Puis, estimant que la conversation est terminée, l'ange recommence sa lecture :
« Elle s'approcha de la haute fenêtre et contempla sans vraiment le voir le ciel gris d'automne. Dans l'avenue, les voitures avançaient au pas, pare-chocs contre pare-chocs, mais le bruit de la circulation ne lui parvenait qu'assourdi à travers les épaisses vitres à l'épreuve des balles. Rose, une Londonienne sans histoires, tout comme Lara, était devenue la souveraine du Maraban. Cela semblait incroyable ! Un véritable conte de fées. Et, à cause d'une simple lettre, tout cela pouvait changer ? »
Nawal est déjà partie dans la direction indiquée.
De nouveau, Fora ressent la peur qui lui noue les tripes.

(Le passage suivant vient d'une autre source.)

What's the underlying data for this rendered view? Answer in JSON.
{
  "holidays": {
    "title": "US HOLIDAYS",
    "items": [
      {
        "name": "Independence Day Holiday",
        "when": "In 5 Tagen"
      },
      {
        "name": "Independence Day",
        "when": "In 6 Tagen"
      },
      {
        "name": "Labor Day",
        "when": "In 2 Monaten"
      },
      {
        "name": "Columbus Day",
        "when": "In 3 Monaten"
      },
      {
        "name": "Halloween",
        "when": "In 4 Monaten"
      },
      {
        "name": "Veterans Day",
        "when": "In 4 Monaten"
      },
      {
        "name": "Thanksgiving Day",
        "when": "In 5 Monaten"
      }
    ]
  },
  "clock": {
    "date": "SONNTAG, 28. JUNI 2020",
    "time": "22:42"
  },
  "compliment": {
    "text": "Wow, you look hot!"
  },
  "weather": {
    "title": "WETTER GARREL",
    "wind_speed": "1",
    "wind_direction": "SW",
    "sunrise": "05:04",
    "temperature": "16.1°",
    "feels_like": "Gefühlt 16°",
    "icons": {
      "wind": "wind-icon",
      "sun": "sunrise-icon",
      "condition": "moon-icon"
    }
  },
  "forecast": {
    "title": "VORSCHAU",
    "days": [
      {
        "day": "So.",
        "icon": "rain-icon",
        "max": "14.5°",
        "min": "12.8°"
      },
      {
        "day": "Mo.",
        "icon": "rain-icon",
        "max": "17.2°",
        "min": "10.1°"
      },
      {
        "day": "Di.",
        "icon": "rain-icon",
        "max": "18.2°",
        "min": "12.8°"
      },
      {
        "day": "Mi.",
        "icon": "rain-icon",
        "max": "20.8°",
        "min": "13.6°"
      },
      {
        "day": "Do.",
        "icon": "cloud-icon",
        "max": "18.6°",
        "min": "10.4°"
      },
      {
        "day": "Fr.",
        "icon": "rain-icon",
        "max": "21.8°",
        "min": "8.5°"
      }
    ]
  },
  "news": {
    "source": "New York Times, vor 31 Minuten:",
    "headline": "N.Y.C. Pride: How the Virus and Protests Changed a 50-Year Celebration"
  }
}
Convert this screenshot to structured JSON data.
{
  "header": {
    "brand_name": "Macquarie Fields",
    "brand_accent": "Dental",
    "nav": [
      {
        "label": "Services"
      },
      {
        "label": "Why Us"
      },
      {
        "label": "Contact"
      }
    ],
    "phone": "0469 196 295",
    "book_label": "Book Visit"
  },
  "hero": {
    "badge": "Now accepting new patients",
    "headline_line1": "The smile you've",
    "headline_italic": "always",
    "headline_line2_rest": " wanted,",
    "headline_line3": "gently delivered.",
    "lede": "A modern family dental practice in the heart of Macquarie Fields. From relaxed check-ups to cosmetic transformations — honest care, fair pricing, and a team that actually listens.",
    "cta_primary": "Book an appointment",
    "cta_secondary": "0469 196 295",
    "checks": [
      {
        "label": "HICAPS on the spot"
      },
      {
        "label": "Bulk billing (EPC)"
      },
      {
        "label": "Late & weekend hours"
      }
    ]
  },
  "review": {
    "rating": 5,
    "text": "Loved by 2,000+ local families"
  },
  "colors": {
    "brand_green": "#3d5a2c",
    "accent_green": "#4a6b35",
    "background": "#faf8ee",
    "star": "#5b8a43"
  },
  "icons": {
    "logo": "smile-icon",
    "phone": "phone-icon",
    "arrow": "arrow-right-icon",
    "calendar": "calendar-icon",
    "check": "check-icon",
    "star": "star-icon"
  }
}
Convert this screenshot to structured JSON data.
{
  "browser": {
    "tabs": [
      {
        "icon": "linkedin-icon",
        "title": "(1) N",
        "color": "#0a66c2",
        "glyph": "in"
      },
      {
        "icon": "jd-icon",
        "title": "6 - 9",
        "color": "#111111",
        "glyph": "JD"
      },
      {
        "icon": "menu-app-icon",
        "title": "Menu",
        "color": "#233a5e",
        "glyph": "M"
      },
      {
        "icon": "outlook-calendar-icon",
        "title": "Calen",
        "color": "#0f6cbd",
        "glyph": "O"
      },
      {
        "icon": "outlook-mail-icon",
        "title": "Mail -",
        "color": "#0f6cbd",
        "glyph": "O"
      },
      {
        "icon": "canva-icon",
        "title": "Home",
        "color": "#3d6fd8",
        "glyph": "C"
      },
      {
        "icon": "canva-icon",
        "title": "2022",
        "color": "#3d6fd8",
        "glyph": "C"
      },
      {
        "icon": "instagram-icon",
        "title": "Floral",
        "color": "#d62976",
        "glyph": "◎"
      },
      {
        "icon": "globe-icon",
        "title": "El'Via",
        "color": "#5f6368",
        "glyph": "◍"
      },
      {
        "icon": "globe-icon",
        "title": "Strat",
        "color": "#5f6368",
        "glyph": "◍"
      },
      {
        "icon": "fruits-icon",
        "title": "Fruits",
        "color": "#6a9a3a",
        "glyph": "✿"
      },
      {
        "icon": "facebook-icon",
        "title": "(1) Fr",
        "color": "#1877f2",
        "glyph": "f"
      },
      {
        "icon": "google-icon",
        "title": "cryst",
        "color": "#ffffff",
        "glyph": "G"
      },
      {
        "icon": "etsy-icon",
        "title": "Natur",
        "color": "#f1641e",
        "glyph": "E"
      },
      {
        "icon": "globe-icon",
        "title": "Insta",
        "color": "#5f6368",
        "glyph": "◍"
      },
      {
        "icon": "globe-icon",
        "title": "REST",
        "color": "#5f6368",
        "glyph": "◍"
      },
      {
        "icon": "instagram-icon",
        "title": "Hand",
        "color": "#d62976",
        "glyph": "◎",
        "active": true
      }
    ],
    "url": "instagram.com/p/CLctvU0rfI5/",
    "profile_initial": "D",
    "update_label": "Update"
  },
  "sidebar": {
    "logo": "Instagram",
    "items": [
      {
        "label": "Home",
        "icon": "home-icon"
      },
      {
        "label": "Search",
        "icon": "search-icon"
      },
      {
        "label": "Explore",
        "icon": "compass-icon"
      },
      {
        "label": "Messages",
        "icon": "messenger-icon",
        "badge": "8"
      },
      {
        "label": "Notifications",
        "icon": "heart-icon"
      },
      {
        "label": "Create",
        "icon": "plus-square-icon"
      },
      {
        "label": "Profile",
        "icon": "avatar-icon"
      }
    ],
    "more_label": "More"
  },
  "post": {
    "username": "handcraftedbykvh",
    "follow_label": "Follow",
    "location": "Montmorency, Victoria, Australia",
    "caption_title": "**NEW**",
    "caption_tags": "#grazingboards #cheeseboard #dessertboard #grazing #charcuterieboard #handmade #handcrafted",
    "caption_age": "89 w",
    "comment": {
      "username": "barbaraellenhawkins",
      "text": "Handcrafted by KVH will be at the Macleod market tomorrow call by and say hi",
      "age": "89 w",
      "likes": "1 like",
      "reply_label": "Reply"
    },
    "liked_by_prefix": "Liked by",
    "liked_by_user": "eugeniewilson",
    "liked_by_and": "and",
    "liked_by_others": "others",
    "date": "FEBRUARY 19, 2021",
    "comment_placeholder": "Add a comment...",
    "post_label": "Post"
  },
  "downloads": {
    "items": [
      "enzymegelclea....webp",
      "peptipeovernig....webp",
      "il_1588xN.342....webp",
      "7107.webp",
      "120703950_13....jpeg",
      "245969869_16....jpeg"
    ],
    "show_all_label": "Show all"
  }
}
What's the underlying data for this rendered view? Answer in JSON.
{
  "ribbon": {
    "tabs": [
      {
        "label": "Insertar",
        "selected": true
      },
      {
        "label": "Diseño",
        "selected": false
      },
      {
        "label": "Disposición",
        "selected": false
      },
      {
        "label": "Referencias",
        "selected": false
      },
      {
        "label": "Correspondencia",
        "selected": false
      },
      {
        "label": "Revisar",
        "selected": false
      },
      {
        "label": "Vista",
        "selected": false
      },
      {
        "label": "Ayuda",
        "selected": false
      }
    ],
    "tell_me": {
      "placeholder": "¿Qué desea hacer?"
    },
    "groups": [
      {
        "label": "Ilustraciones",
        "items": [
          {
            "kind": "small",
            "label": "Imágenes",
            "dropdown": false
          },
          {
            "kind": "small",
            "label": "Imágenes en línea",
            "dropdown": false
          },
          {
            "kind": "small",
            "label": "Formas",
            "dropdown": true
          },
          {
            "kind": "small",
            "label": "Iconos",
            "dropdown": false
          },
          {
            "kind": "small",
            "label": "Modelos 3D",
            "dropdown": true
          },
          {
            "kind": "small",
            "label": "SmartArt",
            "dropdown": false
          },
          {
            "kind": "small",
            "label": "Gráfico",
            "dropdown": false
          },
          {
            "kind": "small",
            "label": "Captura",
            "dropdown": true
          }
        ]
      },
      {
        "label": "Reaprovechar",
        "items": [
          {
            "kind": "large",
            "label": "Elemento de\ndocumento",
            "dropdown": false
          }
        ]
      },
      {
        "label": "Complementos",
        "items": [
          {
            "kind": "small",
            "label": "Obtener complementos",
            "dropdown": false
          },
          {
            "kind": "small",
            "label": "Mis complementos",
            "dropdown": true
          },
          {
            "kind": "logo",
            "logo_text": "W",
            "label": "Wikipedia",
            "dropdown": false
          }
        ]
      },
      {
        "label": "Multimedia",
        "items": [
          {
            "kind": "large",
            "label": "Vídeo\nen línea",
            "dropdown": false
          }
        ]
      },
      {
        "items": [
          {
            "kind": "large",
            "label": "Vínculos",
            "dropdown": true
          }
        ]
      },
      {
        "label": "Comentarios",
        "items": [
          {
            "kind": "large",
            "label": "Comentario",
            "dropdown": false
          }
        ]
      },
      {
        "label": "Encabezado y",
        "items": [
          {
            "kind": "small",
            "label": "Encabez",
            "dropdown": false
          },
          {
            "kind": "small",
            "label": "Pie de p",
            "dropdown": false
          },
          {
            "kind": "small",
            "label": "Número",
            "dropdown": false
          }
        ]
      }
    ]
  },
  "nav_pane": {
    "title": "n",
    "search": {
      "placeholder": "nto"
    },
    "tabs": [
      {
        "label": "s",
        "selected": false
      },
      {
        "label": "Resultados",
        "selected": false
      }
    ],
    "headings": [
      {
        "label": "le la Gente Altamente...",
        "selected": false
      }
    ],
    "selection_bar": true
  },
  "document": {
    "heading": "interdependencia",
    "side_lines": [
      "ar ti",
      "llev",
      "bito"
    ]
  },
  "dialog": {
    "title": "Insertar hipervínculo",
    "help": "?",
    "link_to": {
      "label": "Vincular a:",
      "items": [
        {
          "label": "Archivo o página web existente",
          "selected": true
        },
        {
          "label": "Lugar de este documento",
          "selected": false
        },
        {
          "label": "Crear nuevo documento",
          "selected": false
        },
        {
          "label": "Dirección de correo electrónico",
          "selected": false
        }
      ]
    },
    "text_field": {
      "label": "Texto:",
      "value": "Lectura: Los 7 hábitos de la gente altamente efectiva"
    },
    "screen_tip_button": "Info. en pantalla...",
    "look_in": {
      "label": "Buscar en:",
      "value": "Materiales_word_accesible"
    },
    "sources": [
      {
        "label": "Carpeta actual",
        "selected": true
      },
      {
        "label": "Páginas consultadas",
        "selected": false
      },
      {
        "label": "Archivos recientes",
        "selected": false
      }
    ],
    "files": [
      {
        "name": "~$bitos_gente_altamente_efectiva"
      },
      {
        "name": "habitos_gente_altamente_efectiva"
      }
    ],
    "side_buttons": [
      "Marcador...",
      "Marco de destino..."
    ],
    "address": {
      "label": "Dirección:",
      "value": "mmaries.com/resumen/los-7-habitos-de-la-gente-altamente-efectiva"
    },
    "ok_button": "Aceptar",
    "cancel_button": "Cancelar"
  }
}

Elles passent par plusieurs promontoires suspendus, des plates-formes cernées de statues représentant des prisonniers enchainés, traversent des galeries avec des reliefs de lions grimaçants, franchissent un pont-levis tendu au-dessus d'un brasier qui dégage une épaisse vapeur avant de parvenir devant un puits énorme, fait d'un cylindre de fonte.
Deux silhouettes sont arrêtées devant.
Au premier coup d'œil, Fora reconnaît la Grise-Moire et le Masque de fer. D'un même mouvement, comme si l'une était le reflet de l'autre, ils se tournent vers les arrivantes.
— Ah, vous voilà, fait la voix de la Grise-Moire.
Pourtant son visage n'a pas bougé d'un pouce !
Alors, le Masque de fer part d'un grand rire en contemplant les quatre femmes interdites. D'une main, il déclenche un mécanisme à l'arrière de son crâne. Un déclic métallique résonne, sinistre.
Le masque s'ouvre et tombe à terre, dans un nuage de poudre.
Ébahie, Fora aperçoit alors des traits qui sont exactement semblables à ceux de la Grise-Moire.